Même s’ils sont habitués à cohabiter avec la construction de ce quartier émergeant, ce chantier génère des désagréments sans précédent.

« C’est un bruit infernal, fait savoir la voisine Francine Blais. Quand on est debout, on ne se sent pas stable. À un moment donné, j’ai pensé que les armoires allaient décrocher. »

Méchant télétravail...

« Ce n’est pas évident de se concentrer, exprime M. Ramda, qui est en télétravail. C’est un bruit atroce qui fait vibrer l’appartement de 7 h pile jusqu’à 15 h-16 h l’après-midi. C’est impossible de mettre ma fille à la sieste. »

« Je n’ai jamais ressenti des vibrations en continu comme ça pendant plusieurs semaines, indique également le voisin Nicolas Dexionne. Est-ce qu’on connaît le véritable impact que ça a sur [la structure] des tours du quartier ? » se demande-t-il.

« C’est inquiétant pour la sécurité de l’immeuble [où j’habite] », pense également M. Ramda.

Construction Musto, le promoteur du projet, a indiqué au Journal ne pas être en mesure de répondre à nos questions en raison des vacances de la construction. 

Ces vacances offrent un répit temporaire aux voisins, qui ne savent toutefois pas quand est prévue la fin définitive des secousses sur ce chantier.

L’arrondissement rassurant

L’arrondissement Sud-Ouest a indiqué que la méthode du chantier respecte les normes et standards applicables au Québec, mais qu’un suivi additionnel était assuré dans ce dossier considérant l’inquiétude des citoyens.

« Il s’agit d’une méthode de construction utilisée pour beaucoup de projets dans Griffintown et liée à la capacité portante des sols et la hauteur de la nappe phréatique, explique Marc-André Hernandez, directeur de l’aménagement. Les piliers sont ancrés à même le roc, afin d’assurer une stabilité à la structure du bâtiment en construction. » 
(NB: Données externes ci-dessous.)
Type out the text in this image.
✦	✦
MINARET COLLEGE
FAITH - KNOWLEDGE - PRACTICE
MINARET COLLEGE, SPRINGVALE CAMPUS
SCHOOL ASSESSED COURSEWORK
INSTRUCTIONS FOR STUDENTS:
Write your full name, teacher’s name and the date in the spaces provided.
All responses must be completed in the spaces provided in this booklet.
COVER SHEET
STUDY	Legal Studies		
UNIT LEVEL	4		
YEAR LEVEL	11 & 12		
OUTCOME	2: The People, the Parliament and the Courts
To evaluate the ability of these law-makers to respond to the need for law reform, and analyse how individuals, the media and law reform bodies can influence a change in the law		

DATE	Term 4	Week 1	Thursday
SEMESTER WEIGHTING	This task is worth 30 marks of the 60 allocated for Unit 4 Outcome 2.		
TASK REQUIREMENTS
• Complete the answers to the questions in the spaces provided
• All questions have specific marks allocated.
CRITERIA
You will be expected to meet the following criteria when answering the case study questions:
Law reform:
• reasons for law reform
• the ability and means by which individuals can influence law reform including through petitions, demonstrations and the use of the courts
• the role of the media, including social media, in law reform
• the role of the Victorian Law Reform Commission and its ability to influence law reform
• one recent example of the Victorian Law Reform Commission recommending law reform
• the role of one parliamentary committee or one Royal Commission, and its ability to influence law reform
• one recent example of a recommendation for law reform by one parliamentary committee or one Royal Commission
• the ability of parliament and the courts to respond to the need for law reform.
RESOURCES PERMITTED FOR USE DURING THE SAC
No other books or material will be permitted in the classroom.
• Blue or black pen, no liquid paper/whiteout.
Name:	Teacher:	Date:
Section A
L’arrondissement a reçu trois plaintes pour « bruit excessif » en lien avec ce chantier, indique Hugo Bourgouin, relationniste pour la Ville de Montréal.

« L’arrondissement est sensible aux préoccupations et à la qualité de vie des citoyens de son territoire et est intervenu auprès du chantier, mais n’a constaté aucun non-respect au Règlement [sur le bruit de l’arrondissement] », a déclaré M. Bourgouin.